Segundo Falcão, houve apenas um contato inicial da nova presidente da Copasa, Marília Carvalho de Melo, informando que o governo estadual passaria a dialogar com os municípios e esclarecer os próximos passos da desestatização. No entanto, até o momento, segundo ele, não houve retorno para o agendamento formal das reuniões.
‘Prefeitos são responsáveis diretos pelos serviços’
O presidente da AMM destacou que são os prefeitos e prefeitas que firmam contratos de água e esgoto com a Copasa e que, por isso, são os principais responsáveis perante a população. “Quando falta água ou há rompimento de tubulação, é o prefeito que é cobrado. Por isso, os municípios precisam participar ativamente desse processo”, afirmou.
De acordo com a AMM, o marco legal do saneamento garante aos municípios o direito de rediscutir os contratos em caso de privatização da empresa. Atualmente, as prefeituras não são obrigadas a firmar novos contratos com uma empresa privada, o que abre espaço para revisão de tarifas, investimentos e obras prioritárias.
Por esse motivo, a entidade orienta que nenhuma prefeitura assine renovação de contrato antes de passar por esse processo de esclarecimento.
Falcão ressaltou que os problemas relacionados ao saneamento variam de cidade para cidade, podendo envolver falhas na captação de água, estações de tratamento de esgoto defasadas ou redes antigas de distribuição. Ele citou Patos de Minas como exemplo de município que conseguiu melhorar o serviço após rediscutir o contrato, reduzindo tarifas e garantindo novos investimentos.

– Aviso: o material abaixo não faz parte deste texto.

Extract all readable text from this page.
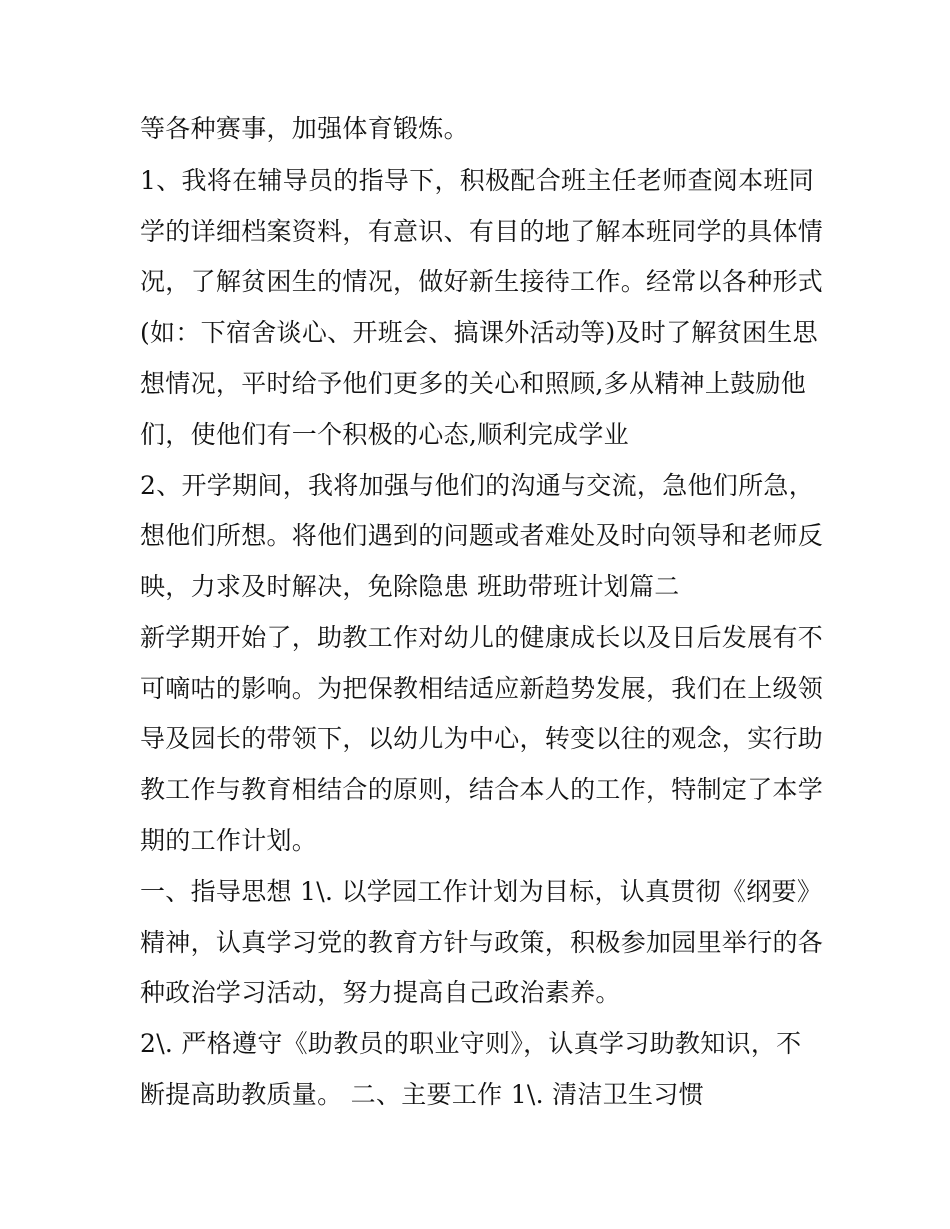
等各种赛事，加强体育锻炼。
1、我将在辅导员的指导下，积极配合班主任老师查阅本班同
学的详细档案资料，有意识、有目的地了解本班同学的具体情
况，了解贫困生的情况，做好新生接待工作。经常以各种形式
(如：下宿舍谈心、开班会、搞课外活动等)及时了解贫困生思
想情况，平时给予他们更多的关心和照顾,多从精神上鼓励他
们，使他们有一个积极的心态,顺利完成学业
2、开学期间，我将加强与他们的沟通与交流，急他们所急，
想他们所想。将他们遇到的问题或者难处及时向领导和老师反
映，力求及时解决，免除隐患 班助带班计划篇二
新学期开始了，助教工作对幼儿的健康成长以及日后发展有不
可嘀咕的影响。为把保教相结适应新趋势发展，我们在上级领
导及园长的带领下，以幼儿为中心，转变以往的观念，实行助
教工作与教育相结合的原则，结合本人的工作，特制定了本学
期的工作计划。
一、指导思想 1\. 以学园工作计划为目标，认真贯彻《纲要》
精神，认真学习党的教育方针与政策，积极参加园里举行的各
种政治学习活动，努力提高自己政治素养。
2\. 严格遵守《助教员的职业守则》，认真学习助教知识，不
断提高助教质量。 二、主要工作 1\. 清洁卫生习惯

Atuação junto ao Tribunal de Contas
A AMM informou que participará da mesa de conciliação junto ao Tribunal de Contas do Estado e à Copasa para acompanhar a modelagem da privatização e defender os interesses dos municípios. A entidade afirma que o foco deve ser técnico, com menos disputa política e mais atenção aos impactos reais para a população.
Sobre a tramitação do projeto na Assembleia Legislativa, Falcão avaliou que a aprovação ocorreu de forma rápida, com ampla maioria parlamentar. No entanto, destacou que a votação do projeto de lei é apenas uma fase do processo. Agora, segundo ele, começa o debate mais decisivo, que envolve a definição do modelo de privatização e seus efeitos práticos, especialmente nos municípios de menor porte.
Para a AMM, o processo pode resultar em avanços na qualidade dos serviços de água e saneamento, desde que haja diálogo, respeito à legislação e participação dos municípios. “É um tema sensível, que impacta diretamente o dia a dia da população. Se for bem conduzido, pode trazer resultados positivos”, concluiu.